- Ramirez & Co., RBC join senior general obligaton bond group
- Demotion comes after Morgan Stanley cut 25% of bond staff
New York City cut Morgan Stanley from the ranks of its senior general obligation and Transitional Finance Authority bond underwriters, while elevating Samuel A. Ramirez & Co. and Royal Bank of Canada.
New York, one of the largest issuers of municipal bonds in the $3.7 trillion market, plans to issue about $14 billion of general-obligation bonds and $15.2 billion of Transitional Finance Authority debt in the next four fiscal years, according to the city’s financial plan.
The Transitional Finance Authority was created in 1997 to circumvent limits on New York City general-obligation bond sales.

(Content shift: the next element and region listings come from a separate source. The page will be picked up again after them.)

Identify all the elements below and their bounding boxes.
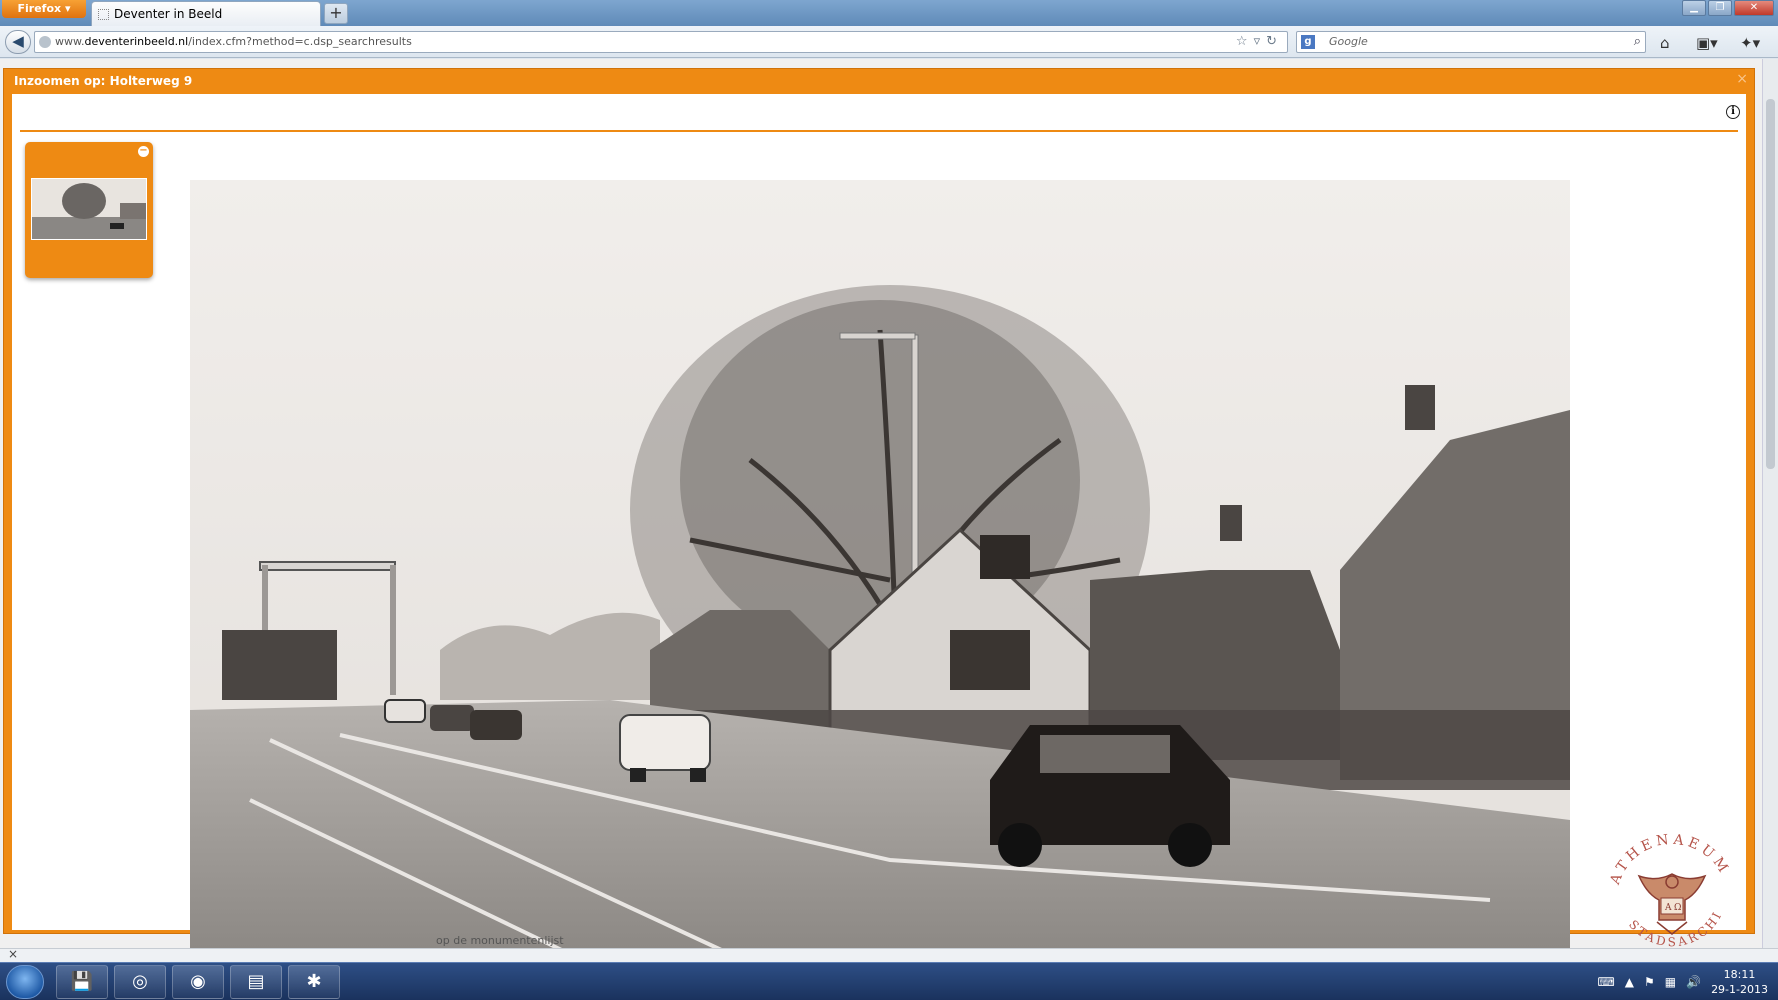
window-controls: ▁ ❐ ✕ [1682,0,1774,18]
bookmarks-icon[interactable]: ▣▾ [1696,34,1718,52]
windows-taskbar: 💾 ◎ ◉ ▤ ✱ ⌨ ▲ ⚑ ▦ 🔊 18:11 29-1-2013 [0,962,1778,1000]
start-button[interactable] [6,965,44,999]
page-icon [98,9,109,20]
show-hidden-icons-icon[interactable]: ▲ [1625,975,1634,989]
zoomed-photograph[interactable] [190,180,1570,954]
clock-time: 18:11 [1723,968,1756,981]
collapse-icon[interactable]: − [138,146,149,157]
browser-statusbar: × [0,947,1778,962]
clock-date: 29-1-2013 [1711,983,1768,996]
back-button[interactable]: ◀ [5,30,31,54]
taskbar-clock[interactable]: 18:11 29-1-2013 [1711,967,1768,997]
flag-icon[interactable]: ⚑ [1644,975,1655,989]
firefox-taskbar-icon[interactable]: ◉ [172,965,224,999]
url-domain: deventerinbeeld.nl [84,35,189,48]
minimize-button[interactable]: ▁ [1682,0,1706,16]
volume-icon[interactable]: 🔊 [1686,975,1701,989]
close-window-button[interactable]: ✕ [1734,0,1774,16]
window-titlebar: Firefox ▾ Deventer in Beeld + ▁ ❐ ✕ [0,0,1778,26]
red-app-icon[interactable]: ✱ [288,965,340,999]
background-page-link[interactable]: op de monumentenlijst [436,934,564,947]
info-icon[interactable]: i [1726,105,1740,119]
green-app-icon[interactable]: ◎ [114,965,166,999]
reload-icon[interactable]: ↻ [1266,34,1283,49]
system-tray: ⌨ ▲ ⚑ ▦ 🔊 18:11 29-1-2013 [1597,963,1768,1000]
title-divider [20,130,1738,132]
page-scrollbar[interactable] [1762,59,1778,950]
lightbox-close-icon[interactable]: × [1736,71,1748,87]
firefox-menu-label: Firefox [17,2,62,15]
address-bar[interactable]: www.deventerinbeeld.nl/index.cfm?method=… [34,31,1288,53]
url-path: /index.cfm?method=c.dsp_searchresults [188,35,412,48]
explorer-folder-icon[interactable]: ▤ [230,965,282,999]
search-magnifier-icon[interactable]: ⌕ [1634,32,1641,52]
browser-tab[interactable]: Deventer in Beeld [91,1,321,26]
url-actions: ☆▿↻ [1236,32,1283,52]
bookmark-star-icon[interactable]: ☆ [1236,34,1254,49]
maximize-button[interactable]: ❐ [1708,0,1732,16]
tab-title: Deventer in Beeld [114,7,223,21]
seal-omega: Ω [1674,903,1681,913]
firefox-menu-button[interactable]: Firefox ▾ [2,0,86,18]
url-prefix: www. [55,35,85,48]
scrollbar-thumb[interactable] [1766,99,1775,469]
seal-alpha: Α [1664,903,1672,913]
new-tab-button[interactable]: + [324,3,348,24]
home-icon[interactable]: ⌂ [1660,34,1670,52]
lightbox-title: Inzoomen op: Holterweg 9 [14,74,193,88]
eagle-icon [1637,873,1707,921]
close-addon-bar-icon[interactable]: × [8,947,18,961]
addon-icon[interactable]: ✦▾ [1740,34,1760,52]
thumbnail-card[interactable]: − [25,142,153,278]
save-app-icon[interactable]: 💾 [56,965,108,999]
site-identity-icon[interactable] [39,36,51,48]
navigation-toolbar: ◀ www.deventerinbeeld.nl/index.cfm?metho… [0,26,1778,58]
keyboard-icon[interactable]: ⌨ [1597,975,1614,989]
search-placeholder: Google [1329,35,1368,48]
network-icon[interactable]: ▦ [1665,975,1676,989]
search-bar[interactable]: g Google ⌕ [1296,31,1646,53]
history-dropdown-icon[interactable]: ▿ [1254,34,1267,49]
search-engine-icon[interactable]: g [1301,35,1315,49]
zoom-lightbox: Inzoomen op: Holterweg 9 × i − ATHENAEUM… [3,68,1755,997]
thumbnail-image[interactable] [31,178,147,240]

State law doesn’t allow it to file for bankruptcy and they are backed by the city’s income tax, and if needed, its sales tax.
Morgan Stanley’s demotion comes five months after the eliminated about 25 percent of it’s fixed-income staff. The investment bank is included as a senior co-manager for the city’s GO and TFA debt.
Mark Lake, a spokesman for Morgan Stanley, declined comment. Carol Kostik, deputy comptroller for public finance, wasn’t immediately available for comment, a spokesman said. New York City Mayor Bill de Blasio’s office didn’t immediately respond to a request for comment.
"Ramirez is thrilled to be added to the GO and TFA syndicate," said Ramirez president and chief executive officer Samuel A. Ramirez. “We are honored to serve the City and we look forward to continuing our work with them for many years."
“We are delighted to be selected. We appreciate the confidence shown in our firm by the City of New York,” said John Puig, Managing Director and Co-Head of the New York Municipal Finance Group for RBC.
In addition to Samuel A. Ramirez and RBC, the city’s senior GO and TFA bond managers include Bank of America Merrill Lynch, Siebert Brandford Shank & Co., Goldman Sachs Group Inc. Jefferies Group LLC, Wells Fargo Corp., Citigroup Inc., JPMorgan Chase & Co. and Loop Capital Markets LLC.
Cities and states typically pick new underwriting groups every few years to spur competition and respond to staff changes at investment banks. The underwriting group, or syndicate, announced by New York Thursday replaces one set up in December 2012.